You really did it? C'est incroyable! Où as-tu trouvé l’audace de faire cela? 'Anyway'Je te remercie pour l’estime que tu me portes."
Il se leva et me donna l’accolade. Merle vint m’embrasser, comme pour me faire sentir que j’entrais dans la cour des amis proches. Marcel souriait de plaisir, "son" président avait marqué des points.
Bref, la journée fut détendue, très familiale. Chet a absolument voulu payer le repas.

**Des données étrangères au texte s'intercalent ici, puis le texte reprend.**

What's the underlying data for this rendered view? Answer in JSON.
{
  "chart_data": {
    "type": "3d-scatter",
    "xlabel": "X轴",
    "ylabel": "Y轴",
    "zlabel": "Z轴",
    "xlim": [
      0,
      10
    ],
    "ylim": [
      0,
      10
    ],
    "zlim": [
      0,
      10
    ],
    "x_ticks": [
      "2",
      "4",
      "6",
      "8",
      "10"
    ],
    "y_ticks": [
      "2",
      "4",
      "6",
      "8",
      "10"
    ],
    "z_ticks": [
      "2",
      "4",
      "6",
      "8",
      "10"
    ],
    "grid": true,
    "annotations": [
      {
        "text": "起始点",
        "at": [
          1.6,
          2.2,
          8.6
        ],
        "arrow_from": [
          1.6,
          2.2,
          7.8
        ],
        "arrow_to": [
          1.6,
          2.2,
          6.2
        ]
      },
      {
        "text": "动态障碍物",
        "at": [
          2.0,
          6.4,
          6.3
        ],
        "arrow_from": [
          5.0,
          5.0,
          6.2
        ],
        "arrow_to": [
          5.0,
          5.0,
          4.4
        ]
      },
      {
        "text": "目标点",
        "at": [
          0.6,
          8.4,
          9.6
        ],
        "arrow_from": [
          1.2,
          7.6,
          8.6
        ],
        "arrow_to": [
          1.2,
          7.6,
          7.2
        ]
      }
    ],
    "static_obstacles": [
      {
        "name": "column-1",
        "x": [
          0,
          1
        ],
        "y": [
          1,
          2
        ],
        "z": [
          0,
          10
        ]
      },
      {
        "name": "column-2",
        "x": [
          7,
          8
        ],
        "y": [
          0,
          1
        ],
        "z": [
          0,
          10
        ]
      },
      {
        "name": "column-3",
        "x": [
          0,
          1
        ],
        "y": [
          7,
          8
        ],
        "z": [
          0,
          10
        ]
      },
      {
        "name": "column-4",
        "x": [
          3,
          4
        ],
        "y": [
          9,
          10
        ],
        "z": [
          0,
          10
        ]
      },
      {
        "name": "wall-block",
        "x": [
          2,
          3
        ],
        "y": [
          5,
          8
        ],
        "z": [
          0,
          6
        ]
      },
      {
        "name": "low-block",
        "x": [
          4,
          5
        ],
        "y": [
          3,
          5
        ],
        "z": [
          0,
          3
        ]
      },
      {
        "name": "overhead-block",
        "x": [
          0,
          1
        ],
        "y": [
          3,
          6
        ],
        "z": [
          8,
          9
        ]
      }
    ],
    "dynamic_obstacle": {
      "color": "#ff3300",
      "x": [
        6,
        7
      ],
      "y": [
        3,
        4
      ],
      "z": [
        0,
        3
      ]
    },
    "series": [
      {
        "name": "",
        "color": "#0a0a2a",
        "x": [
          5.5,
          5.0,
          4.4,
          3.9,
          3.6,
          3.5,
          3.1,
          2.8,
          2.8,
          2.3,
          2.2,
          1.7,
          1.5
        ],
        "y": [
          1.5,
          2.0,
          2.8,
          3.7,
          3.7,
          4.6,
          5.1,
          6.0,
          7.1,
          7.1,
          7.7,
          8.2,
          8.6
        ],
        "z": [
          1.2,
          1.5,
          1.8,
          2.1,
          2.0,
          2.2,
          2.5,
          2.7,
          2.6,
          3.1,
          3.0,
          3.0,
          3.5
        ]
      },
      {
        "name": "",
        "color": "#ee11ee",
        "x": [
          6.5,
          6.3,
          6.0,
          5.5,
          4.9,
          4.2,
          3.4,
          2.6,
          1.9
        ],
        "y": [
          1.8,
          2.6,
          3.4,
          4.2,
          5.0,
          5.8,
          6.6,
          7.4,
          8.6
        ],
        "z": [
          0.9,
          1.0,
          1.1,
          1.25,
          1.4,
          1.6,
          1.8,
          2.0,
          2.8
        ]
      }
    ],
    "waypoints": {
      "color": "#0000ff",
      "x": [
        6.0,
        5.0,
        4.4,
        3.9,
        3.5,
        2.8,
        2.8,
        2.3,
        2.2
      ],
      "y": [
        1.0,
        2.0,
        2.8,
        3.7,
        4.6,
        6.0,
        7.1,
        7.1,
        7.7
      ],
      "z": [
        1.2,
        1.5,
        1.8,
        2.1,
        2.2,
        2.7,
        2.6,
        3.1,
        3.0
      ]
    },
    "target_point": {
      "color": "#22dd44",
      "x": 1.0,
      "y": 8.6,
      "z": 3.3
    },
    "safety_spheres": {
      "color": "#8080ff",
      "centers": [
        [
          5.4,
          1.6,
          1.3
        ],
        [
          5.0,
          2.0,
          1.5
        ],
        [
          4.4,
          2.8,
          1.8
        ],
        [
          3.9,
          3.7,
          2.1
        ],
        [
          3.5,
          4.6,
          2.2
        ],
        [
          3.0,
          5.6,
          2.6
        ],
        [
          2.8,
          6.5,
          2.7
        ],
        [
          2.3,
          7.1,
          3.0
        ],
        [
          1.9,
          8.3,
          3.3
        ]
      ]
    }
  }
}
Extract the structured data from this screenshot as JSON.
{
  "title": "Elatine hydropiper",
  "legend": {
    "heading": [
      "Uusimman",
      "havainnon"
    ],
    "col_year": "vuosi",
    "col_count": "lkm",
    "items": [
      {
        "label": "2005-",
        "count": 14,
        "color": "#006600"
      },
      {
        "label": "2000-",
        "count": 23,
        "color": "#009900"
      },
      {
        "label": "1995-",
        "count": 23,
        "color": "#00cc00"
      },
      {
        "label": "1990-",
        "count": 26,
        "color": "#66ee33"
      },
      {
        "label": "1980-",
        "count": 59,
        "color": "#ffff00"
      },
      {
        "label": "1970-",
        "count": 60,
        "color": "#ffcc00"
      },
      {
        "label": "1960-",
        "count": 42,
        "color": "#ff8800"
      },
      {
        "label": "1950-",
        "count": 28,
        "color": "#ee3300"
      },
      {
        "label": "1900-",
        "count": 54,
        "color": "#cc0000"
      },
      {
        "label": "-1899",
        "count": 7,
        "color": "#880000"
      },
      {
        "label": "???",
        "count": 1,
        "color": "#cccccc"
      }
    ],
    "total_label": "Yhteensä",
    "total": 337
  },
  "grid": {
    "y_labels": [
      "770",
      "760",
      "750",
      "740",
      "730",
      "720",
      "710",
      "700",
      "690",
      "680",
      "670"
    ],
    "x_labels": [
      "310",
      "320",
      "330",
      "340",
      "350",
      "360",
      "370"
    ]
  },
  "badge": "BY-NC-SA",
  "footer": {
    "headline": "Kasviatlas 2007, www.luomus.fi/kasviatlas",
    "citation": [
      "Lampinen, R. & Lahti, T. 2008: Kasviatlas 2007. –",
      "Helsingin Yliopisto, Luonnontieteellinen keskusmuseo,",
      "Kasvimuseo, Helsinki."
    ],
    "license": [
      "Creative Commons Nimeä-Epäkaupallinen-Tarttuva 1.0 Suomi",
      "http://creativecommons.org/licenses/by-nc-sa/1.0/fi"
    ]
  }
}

La visite du Palais a été captivante et, ce jour-là, nos amis américains ont pris un cours d’histoire de France qu’ils ne sont pas près d’oublier.
Posté le 21.01.2008 par robertzeprez
Ces trois géants de la guitare n’ont pas pu résister à l’énorme "connerie" que je venais de sortir.
Cette photo de groupe a été prise lors de la première master-class du Festival de Guitare de Cannes.
En plus des membres de notre association, vous pouvez noter que je suis bien entouré.
Il y a
Chet ATKINS, dit Mister Guitar, le père du "Nashville Sound".
Il y a
Mike STERN, un guitariste de jazz-fusion américain très renommé pour avoir joué dans l'orchestre de Miles Davis, avec qui il a enregistré trois disques, et pour ses duos avec Joe Pastorius et Bireli Lagrène.
Il y a
Marcel DADI, le guitariste français de renommée internationale grâce à ses disques et à sa fameuse "Méthode à Dadi".
Juste avant que le photographe ne presse le bouton, je leur ai dit en anglais s’il vous plait :
"
Messieurs, à partir d’aujourd’hui vous allez devenir très célèbres car vous posez autour de moi, sur 'MA' photo".
A mon avis, celle-là on n’a pas dû la leur faire souvent !!!